Like its name implies, a cooperative is an enterprise owned and operated by its members. In simple terms, it’s a people-centered business based on the principle that the power of the group is stronger than the power of the individual.
For smallholder farmers across the world, cooperatives are vital to building profitable livelihoods. In an agricultural co-op, farmers pool their resources, like money, labor and knowledge, and have greater access to markets, training and financial tools like loans. Working together also reduces their operational costs by buying livestock feed or seeds in bulk at reduced prices.
In the work to eradicate rural poverty, cooperatives feature heavily in many of the U.N.'s Sustainable Development Goals. The member-driven enterprises have the potential to promote the fullest possible participation in the economic and social development of local communities across the globe.
Cooperatives take many forms — and names — depending on the communities in which they operate, like “farmer producer organization” or “association.” As an umbrella term, Heifer refers to agricultural co-ops as farmer-owned agribusinesses, or FOABs.
Farm work is intensive, and it’s especially arduous for solo laborers who spend long hours rearing animals or growing crops for minimal returns. Farmers working alone often have little access to high quality seeds and supplies, a lack of financing to expand, and limited training — frequently relying on knowledge learnt from the previous generation.
A cooperative works by enabling individual farmers to overcome these barriers and operate as a collective agribusiness, and this approach is central to Heifer’s work helping people in rural areas rise above poverty and hunger. Across our project areas, Heifer encourages individual farmers to form self-help groups to receive training on financing, loans and values like nutrition, gender equality, and improved animal and resource management.

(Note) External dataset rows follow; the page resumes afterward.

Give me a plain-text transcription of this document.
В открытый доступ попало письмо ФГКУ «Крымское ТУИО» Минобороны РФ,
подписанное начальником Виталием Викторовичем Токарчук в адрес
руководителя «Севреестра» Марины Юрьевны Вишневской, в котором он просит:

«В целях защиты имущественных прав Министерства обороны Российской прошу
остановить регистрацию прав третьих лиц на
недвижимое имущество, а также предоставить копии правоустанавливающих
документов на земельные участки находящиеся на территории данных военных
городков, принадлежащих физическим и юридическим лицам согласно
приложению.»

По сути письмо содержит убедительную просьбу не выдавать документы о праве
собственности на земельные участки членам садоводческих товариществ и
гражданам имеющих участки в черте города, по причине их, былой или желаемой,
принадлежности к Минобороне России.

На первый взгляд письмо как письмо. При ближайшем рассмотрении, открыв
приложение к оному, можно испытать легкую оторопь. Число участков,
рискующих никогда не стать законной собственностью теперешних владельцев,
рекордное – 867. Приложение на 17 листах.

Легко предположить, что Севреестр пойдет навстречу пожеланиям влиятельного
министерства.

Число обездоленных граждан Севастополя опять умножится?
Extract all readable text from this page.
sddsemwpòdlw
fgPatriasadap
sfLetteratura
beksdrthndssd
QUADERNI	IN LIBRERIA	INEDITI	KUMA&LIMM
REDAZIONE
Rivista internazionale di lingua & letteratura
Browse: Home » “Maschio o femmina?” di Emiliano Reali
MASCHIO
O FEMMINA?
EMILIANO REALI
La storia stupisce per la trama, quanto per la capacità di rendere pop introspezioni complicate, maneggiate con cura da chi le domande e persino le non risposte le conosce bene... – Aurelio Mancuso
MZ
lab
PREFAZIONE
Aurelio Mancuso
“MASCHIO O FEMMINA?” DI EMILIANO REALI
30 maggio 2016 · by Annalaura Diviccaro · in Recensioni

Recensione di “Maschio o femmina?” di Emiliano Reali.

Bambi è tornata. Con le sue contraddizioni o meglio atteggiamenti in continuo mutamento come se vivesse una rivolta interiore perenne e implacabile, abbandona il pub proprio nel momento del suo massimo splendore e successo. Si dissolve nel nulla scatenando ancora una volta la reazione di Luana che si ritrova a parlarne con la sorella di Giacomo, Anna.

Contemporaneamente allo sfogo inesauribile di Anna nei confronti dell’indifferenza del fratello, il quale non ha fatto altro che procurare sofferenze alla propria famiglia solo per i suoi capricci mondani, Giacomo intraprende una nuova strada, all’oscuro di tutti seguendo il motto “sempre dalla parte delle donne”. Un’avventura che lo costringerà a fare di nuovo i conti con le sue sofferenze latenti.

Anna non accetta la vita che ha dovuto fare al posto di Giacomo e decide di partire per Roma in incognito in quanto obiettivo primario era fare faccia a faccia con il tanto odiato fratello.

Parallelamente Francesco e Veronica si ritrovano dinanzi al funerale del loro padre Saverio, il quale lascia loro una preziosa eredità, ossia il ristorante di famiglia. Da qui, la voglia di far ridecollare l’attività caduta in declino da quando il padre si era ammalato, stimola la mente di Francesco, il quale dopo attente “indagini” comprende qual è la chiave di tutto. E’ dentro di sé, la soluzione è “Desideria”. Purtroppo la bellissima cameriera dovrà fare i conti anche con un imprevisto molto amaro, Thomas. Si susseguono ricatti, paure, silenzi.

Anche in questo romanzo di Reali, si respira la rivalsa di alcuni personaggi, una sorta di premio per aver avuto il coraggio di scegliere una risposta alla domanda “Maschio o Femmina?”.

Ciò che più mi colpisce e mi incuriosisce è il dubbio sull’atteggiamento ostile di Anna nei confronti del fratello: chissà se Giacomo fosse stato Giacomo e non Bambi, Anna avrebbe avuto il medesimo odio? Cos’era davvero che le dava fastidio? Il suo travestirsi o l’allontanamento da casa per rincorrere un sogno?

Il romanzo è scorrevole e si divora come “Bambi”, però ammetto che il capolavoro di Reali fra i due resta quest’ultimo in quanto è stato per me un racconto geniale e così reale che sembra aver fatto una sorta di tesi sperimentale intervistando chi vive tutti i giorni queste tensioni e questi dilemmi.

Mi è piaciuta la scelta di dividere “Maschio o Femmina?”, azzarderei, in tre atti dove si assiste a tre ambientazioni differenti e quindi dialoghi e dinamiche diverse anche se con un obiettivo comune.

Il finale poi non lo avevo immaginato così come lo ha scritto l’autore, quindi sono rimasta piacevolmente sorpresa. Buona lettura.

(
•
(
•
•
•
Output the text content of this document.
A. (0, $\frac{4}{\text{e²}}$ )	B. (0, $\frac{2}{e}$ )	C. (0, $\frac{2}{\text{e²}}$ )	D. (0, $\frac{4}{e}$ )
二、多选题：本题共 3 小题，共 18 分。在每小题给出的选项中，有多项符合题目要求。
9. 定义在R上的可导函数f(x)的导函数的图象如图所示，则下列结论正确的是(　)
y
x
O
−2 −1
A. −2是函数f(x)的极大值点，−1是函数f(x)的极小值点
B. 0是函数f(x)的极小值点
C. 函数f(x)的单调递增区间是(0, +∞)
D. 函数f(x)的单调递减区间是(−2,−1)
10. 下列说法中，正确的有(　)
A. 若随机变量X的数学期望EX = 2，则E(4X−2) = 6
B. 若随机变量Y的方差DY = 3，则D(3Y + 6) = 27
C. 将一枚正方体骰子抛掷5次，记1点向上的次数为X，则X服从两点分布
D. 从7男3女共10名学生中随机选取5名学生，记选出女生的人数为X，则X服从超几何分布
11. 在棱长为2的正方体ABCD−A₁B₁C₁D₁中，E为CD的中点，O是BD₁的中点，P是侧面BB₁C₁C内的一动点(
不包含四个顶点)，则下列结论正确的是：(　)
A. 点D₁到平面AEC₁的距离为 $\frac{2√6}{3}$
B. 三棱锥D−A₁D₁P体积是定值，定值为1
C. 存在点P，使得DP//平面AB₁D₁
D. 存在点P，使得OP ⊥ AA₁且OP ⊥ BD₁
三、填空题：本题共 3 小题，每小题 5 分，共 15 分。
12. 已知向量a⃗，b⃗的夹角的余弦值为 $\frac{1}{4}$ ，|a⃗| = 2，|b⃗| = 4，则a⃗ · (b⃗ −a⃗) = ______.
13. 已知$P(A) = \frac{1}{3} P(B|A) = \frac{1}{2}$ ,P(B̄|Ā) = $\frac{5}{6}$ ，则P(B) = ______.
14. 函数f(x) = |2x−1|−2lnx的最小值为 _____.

Sitting together and planning their futures in these groups builds social capital — a trust and shared sense of community between members. They’re no longer individual families struggling to sustain themselves on limited production; they’re a group, bonded by a feeling of belonging and a shared vision.
With Heifer’s guidance, many self-help groups combine to form registered cooperatives or other forms of FOABs. Forming an agricultural cooperative is an opportunity for the group to share knowledge on improved farming techniques, develop a business plan, connect with formal markets and access support like subsidies and technology services from local governments, banks, firms or other supporting institutions.
Banding together also gives farmers access to financial services like savings and loans at nominal interest rates from the cooperative's capital.
“I did not know what a [farmer producer organization] was — how it works, what a balance sheet [is] — I had no clue,” said Nutan Devi, president of an agricultural cooperative in Bihar, India. After the training, however, everything shifted. “Today, we are supporting goat and seed businesses, working with buyers, managing financial documents and earning profits.”
Cooperatives also work by giving farmers more leveraging power in business negotiations. Whereas buyers likely wouldn’t travel to rural areas to buy two goats from individual farmers, they would travel there to buy 100 goats from a farmer-owned agribusiness. It’s a win-win for farmers and buyers alike.
When cooperatives sell their products to buyers, a portion of the revenue is spent on the co-ops’ operational costs — like administrative upkeep or office space rent — and the rest is distributed to its member-owners.
The global cooperative movement is no small phenomenon. There are 3 million cooperatives on Earth, involving at least 12% of the world’s population, according to the International Cooperative Alliance. And a U.N. study of data from 145 countries put the number of cooperative memberships or clients at over 1 billion.
Against this backdrop, facilitating the formation of agricultural cooperatives underpins Heifer’s work across Asia, Africa and the Americas. In Ecuador, for example, four producer organizations created the country's first farmer-owned online marketplace, harnessing e-commerce to sell food grown by 400 smallholder farmers.
“Working closely with the other associations allows us to share ideas for the site’s improvement and adaptability,” said Nelly Sagbay, member of one of the associations and the site's e-commerce manager. “Cooperation and collective action are key.”
And, in the town of Chahuites in southeastern Mexico, a group of five poultry farmers formed a cooperative to collectively purchase veterinary supplies and products for flock management. Buying in bulk saves them anywhere from 10% to 50% of the usual price.
"With the money I got from the sale of chickens and eggs, I was able to invest in a lot and buy food," said poultry farmer and cooperative member Gabriela Mejía Tapia.
Another example of a cooperative is the Bihani Dairy Co-op in Nepal. It was formed after members identified a need for storage to prevent spoilage of dairy cow and buffalo milk produced in their community. Bihani Dairy invests most of the money it earns back into the community, with the rest reserved for further improvements for the business. The group also used some of its funds to create low-interest loans for struggling farmers.
“We realized that we couldn’t work singlehandedly, that we had to work together,” said Tulsi Thapa, chairperson of Bihani Dairy. “We got to know our sisters. It unites us.”
United in the humanity of cooperation, local farmers around the world are building more profitable and productive livelihoods, improving food security and contributing to healthier and more resilient communities. The values of solidarity, reciprocity and democracy that underpin cooperatives lead to far-reaching and long-lasting change — the kind of change that lifts families out of poverty and opens the doors to leading dignified lives.